With that we have all that's needed to create our own `IterableDataset` (which is a helper class provided by PyTorch) for preparing constant-length inputs for the model. We just need to inherit from `IterableDataset` and set up the `__iter__()` function that yields the next element with the logic we just walked through:

In [30]:
class InfiniteConstantLengthDataset(IterableDataset):
    def __init__(
        self,
        tokenizer,
        dataset,
        text_attribute_name,
        seq_length=1024,
        num_of_sequences=1024,
        chars_per_token=3.6,
        debug=False,
    ):
        """
        Create a custom dataset for constant-length sequences for language modeling.

        Args:
            tokenizer (transformers.PreTrainedTokenizer): A tokenizer object for text preprocessing.
            dataset (torch.utils.data.Dataset): An existing dataset containing text examples.
            seq_length (int): The desired sequence length for language modeling.
            num_of_sequences (int): The number of sequences to concatenate.
            chars_per_token (float): Average number of characters per token in the text data.
        """
        self.tokenizer = tokenizer
        self.concat_token_id = tokenizer.eos_token_id  # End-of-sequence token ID
        self.dataset = dataset
        self.text_attribute_name = text_attribute_name  # name of the "column" that contains the text in the HF dataset (e.g., "content", "text", etc)
        self.seq_length = seq_length
        self.input_characters = seq_length * chars_per_token * num_of_sequences# buffer size
        self.debug = debug

    def __iter__(self):
        """
        Iterator function for the dataset.
        """
        iterator = iter(self.dataset)
        more_examples = True
        while more_examples:
            buffer, buffer_len = [], 0
            while True:
                # Check if the buffer has reached the desired character limit
                if buffer_len >= self.input_characters:
                    if self.debug:
                        print(f"Buffer full: {buffer_len}>={self.input_characters:.0f}")

                    break
                try:
                    if self.debug:
                        print(f"Fill buffer: {buffer_len}<{self.input_characters:.0f}")

                    # Append the content of the next example to the buffer
                    buffer.append(next(iterator)[self.text_attribute_name])
                    buffer_len += len(buffer[-1])
                except StopIteration:
                    # If there are no more examples, reset the iterator to reuse the dataset
                    if buffer_len > 0:
                        iterator = iter(self.dataset)
                    # Unless the buffer has size 0, when we stop to avoid infinite loops
                    else:
                        more_examples = False
                        break

            if more_examples:
                # Once the buffer is filled with characters, we tokenize them and prepare the sequences
                # with the specified length
                all_token_ids = []
                tokenized_buffer = self.tokenizer(buffer, truncation=False)
                for tokenized_input in tokenized_buffer["input_ids"]:
                    # Extend the list of token IDs with end-of-sequence token IDs
                    all_token_ids.extend(tokenized_input + [self.concat_token_id])

                for i in range(0, len(all_token_ids), self.seq_length):
                    input_ids = all_token_ids[i : i + self.seq_length]
                    if len(input_ids) == self.seq_length:
                        # Yield a tensor representing a sequence of the specified length
                        yield torch.tensor(input_ids)

The `__iter__()` function builds up a buffer of strings until it contains enough characters.
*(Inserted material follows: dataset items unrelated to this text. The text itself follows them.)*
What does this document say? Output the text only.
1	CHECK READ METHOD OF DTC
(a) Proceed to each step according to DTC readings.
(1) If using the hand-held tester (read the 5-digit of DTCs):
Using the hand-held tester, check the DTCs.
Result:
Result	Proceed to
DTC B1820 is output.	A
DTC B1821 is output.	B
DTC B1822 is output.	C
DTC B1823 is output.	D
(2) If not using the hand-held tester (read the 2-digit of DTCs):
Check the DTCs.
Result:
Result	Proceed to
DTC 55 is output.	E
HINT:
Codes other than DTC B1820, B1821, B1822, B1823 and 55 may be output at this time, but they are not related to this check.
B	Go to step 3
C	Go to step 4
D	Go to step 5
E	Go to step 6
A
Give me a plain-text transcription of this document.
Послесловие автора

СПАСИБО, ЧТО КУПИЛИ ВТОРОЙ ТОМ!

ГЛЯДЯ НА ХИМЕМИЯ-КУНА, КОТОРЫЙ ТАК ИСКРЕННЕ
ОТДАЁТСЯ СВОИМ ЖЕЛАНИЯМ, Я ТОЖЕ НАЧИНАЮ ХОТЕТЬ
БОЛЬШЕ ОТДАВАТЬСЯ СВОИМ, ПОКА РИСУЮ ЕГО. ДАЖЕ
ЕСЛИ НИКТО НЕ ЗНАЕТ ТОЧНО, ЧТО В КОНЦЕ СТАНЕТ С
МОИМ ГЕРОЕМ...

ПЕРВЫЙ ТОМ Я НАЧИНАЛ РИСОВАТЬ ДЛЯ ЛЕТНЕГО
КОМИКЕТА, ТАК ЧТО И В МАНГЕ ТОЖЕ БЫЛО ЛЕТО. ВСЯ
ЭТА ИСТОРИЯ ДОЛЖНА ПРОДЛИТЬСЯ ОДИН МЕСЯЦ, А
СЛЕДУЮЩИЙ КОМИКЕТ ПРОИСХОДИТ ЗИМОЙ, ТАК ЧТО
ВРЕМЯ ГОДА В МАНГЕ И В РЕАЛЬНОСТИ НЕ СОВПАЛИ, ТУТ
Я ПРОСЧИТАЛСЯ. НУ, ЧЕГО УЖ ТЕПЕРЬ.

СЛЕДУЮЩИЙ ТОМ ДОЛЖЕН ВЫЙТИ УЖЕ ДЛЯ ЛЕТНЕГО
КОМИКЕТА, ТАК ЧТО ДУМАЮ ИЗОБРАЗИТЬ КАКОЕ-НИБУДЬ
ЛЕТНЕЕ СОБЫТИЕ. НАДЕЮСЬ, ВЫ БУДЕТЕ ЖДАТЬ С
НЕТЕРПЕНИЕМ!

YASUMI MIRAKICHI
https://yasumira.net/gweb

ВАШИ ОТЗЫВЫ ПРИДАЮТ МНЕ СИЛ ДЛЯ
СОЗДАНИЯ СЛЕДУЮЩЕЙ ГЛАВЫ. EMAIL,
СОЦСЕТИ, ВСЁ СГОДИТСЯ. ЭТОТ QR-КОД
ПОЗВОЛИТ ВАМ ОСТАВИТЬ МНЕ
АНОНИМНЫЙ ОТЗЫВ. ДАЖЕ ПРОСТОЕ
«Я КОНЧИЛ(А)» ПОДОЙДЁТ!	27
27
All the elements in the buffer are tokenized and concatenated with the `EOS` token, then the long sequence in `all_token_ids` is chunked in `seq_length`-size slices. **Normally, we would need attention masks to stack padded sequences** of varying length and make sure the padding is ignored during training. **We have taken care of this by only providing sequences of the same (maximal) length**, so we don't need the masks here and only return the `input_ids` (i.e., no need for padding). Let's test our iterable dataset:

In [31]:
shuffled_dataset = dataset.shuffle(buffer_size=100)
# As an example, we create a dataset that is compoased of 10 sequences
constant_length_dataset = InfiniteConstantLengthDataset(tokenizer, shuffled_dataset, "content", num_of_sequences=10)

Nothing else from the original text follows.